The exhibition consists of all new works in egg oil tempera and mixed media drawings created in Oslo and in Cape Town. The ancient medium of egg oil tempera has become one of Elling’s trademarks over the last decades. He creates the visual effect of a burst of memory, where the almost experienced or almost seen is presented in a dreamlike and poetic expression. One can see how the different works in “Blindkontur” are results of Ellings change of surroundings from Oslo, to his studio in South-Africa, with a range of earthy colours such as dark greens, terracottas and ochres.

The artist reflects:
I was halfway through my work towards a new exhibition. It was supposed to be about subjects that have always held my interests; how my inner twelve-year-old is still at work, behind layers of experience from adult life, and how my painting practice is most at home in the gap between biography and fiction. I had read something by the author Per Petterson, about retaining one’s inner savage Viking. The wild character from childhood games who would not respond to the dinner bell when evening falls but would remain in the deep forests. Because, what most would call reality is no match for the joy of play and imagination.

But then Death came, in the shape of a raging gland in my fathers’ abdomen. Overnight he changed from a self-deprecating grin to a desperate howl of pain and fear. I sat by his sickbed, shaken by the horror of this absolute reality. No inner storybook Viking to be found here, proudly sitting on a mountain top, waiting to be summoned to Valhalla. No words of comforting wisdom from the deathbed, no resolving of unresolved matters. Just the sudden, insane collapse. A dream from which he could not wake.
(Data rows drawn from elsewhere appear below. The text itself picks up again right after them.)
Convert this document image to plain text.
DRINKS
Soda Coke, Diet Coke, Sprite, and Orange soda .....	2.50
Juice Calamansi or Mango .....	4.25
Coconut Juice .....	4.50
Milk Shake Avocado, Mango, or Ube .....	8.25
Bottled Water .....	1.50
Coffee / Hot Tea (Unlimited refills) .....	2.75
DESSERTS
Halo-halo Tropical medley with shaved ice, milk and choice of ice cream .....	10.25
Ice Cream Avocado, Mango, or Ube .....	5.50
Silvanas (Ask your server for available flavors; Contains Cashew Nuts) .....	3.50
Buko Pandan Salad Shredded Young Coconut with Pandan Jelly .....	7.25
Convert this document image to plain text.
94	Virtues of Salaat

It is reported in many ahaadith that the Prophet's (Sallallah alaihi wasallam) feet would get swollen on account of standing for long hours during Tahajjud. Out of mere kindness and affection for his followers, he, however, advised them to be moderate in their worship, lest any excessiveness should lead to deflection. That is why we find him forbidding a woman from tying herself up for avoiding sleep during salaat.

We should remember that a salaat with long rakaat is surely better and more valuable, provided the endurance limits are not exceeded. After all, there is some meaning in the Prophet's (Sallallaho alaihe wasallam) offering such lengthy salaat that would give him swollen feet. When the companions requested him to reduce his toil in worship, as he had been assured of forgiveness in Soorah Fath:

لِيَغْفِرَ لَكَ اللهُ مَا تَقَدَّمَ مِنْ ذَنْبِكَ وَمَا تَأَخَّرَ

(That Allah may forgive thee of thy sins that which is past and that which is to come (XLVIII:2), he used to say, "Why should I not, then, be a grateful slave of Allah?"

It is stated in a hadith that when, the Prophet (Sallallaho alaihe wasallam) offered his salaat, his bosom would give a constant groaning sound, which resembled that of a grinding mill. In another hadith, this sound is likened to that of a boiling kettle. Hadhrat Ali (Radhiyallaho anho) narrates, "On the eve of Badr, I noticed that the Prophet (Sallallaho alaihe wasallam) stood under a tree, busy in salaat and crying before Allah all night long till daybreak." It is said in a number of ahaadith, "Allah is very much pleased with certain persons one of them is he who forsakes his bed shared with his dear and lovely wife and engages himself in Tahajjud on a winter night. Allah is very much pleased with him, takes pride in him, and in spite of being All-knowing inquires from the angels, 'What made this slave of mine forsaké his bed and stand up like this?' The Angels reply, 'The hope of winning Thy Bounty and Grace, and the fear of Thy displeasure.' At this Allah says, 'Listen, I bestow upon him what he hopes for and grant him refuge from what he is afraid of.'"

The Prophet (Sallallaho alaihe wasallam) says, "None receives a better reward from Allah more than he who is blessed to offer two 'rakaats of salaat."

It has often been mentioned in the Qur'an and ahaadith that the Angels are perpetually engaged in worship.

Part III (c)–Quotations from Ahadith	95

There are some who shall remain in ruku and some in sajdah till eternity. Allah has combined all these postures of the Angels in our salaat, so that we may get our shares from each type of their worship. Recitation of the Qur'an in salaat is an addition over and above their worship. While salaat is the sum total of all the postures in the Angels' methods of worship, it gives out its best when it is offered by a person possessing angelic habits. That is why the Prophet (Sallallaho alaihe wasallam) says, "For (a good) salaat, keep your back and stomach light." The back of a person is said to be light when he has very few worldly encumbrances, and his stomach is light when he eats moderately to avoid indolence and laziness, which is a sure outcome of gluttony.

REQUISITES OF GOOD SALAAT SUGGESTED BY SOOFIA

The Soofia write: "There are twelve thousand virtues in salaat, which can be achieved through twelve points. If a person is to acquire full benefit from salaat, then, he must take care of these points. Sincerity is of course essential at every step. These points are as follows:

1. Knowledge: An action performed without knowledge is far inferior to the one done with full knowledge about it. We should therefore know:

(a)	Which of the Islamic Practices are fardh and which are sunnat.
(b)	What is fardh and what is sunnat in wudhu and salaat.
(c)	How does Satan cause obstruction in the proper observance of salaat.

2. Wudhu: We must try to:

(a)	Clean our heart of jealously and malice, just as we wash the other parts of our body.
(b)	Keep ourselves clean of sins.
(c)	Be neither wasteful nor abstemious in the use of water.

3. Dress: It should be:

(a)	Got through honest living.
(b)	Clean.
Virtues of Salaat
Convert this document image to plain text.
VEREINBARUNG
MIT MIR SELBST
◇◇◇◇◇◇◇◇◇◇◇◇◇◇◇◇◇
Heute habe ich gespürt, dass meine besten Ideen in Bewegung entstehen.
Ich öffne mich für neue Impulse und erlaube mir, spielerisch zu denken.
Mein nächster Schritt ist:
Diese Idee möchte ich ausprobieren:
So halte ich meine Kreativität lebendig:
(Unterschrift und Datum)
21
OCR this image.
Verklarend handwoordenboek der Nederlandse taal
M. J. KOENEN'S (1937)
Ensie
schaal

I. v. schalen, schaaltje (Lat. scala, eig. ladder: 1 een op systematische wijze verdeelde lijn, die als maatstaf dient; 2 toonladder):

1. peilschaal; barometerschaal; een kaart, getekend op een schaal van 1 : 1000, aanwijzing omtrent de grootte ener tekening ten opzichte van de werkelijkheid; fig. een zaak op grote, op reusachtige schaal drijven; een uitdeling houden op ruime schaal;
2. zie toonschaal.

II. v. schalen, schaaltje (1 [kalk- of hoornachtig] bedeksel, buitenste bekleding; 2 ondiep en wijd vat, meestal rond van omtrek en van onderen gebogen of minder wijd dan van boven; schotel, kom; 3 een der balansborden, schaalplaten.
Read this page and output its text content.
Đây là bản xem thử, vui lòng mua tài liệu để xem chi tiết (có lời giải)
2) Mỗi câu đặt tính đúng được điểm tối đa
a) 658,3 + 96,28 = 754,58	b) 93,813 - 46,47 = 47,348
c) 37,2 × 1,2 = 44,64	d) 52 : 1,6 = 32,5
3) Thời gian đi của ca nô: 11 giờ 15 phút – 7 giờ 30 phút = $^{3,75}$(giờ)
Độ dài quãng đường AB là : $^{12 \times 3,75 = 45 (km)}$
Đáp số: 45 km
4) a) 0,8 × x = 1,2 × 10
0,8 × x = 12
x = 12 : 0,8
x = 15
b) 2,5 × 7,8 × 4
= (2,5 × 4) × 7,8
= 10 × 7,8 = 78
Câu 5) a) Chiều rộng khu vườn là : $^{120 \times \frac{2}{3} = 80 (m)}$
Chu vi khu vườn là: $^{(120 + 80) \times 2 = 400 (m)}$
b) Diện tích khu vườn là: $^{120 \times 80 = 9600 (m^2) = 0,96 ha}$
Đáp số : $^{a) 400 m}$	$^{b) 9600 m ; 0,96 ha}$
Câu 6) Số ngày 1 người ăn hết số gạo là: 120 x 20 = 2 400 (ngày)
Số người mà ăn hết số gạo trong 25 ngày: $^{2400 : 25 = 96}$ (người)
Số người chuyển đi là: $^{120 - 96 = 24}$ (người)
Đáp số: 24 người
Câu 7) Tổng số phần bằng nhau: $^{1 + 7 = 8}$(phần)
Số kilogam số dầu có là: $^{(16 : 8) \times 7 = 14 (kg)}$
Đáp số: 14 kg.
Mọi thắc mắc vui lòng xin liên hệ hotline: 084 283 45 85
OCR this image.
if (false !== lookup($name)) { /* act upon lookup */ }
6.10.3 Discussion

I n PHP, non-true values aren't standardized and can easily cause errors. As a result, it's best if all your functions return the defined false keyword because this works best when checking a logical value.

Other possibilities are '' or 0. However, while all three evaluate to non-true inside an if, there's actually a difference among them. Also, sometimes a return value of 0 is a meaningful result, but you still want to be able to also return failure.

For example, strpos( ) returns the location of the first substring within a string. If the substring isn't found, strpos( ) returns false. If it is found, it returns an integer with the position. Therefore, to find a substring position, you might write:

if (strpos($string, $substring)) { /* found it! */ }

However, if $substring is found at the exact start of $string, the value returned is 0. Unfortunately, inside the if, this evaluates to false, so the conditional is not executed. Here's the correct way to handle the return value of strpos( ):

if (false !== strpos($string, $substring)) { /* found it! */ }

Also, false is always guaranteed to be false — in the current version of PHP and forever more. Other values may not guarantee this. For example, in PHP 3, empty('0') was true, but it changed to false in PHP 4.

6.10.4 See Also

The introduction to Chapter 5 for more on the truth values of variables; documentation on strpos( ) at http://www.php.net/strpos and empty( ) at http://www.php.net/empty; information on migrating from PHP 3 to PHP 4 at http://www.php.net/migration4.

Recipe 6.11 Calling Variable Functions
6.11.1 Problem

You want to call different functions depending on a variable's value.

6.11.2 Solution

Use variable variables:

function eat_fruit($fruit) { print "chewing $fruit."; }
I drew. Dozens of unprecise drawings without lifting my eyes from this wreck of a man in front of me. To comfort myself. Blind contour. And I knew If I didn’t get this right, if my show did not reflect this overwhelming experience, my work would be fraudulent. My inner viking would be a cowardly escapist and the paintings would be sweet nostalgia. I had to postpone. Håkon Bleken painted his father’s “lit de parade”, a painting hard to look at but even harder to look away from. I wanted to paint my father in free fall between this world and nothing. I wanted to paint a beautiful image of the grotesque and frightening, and I wanted every brushstroke to be an act of comfort. For the man and for the image itself. It took the months it required.
I had wanted this to be an exhibition about the exuberant and life affirming. And partly it is. Halfway at least. The rest is absence. A blind contour.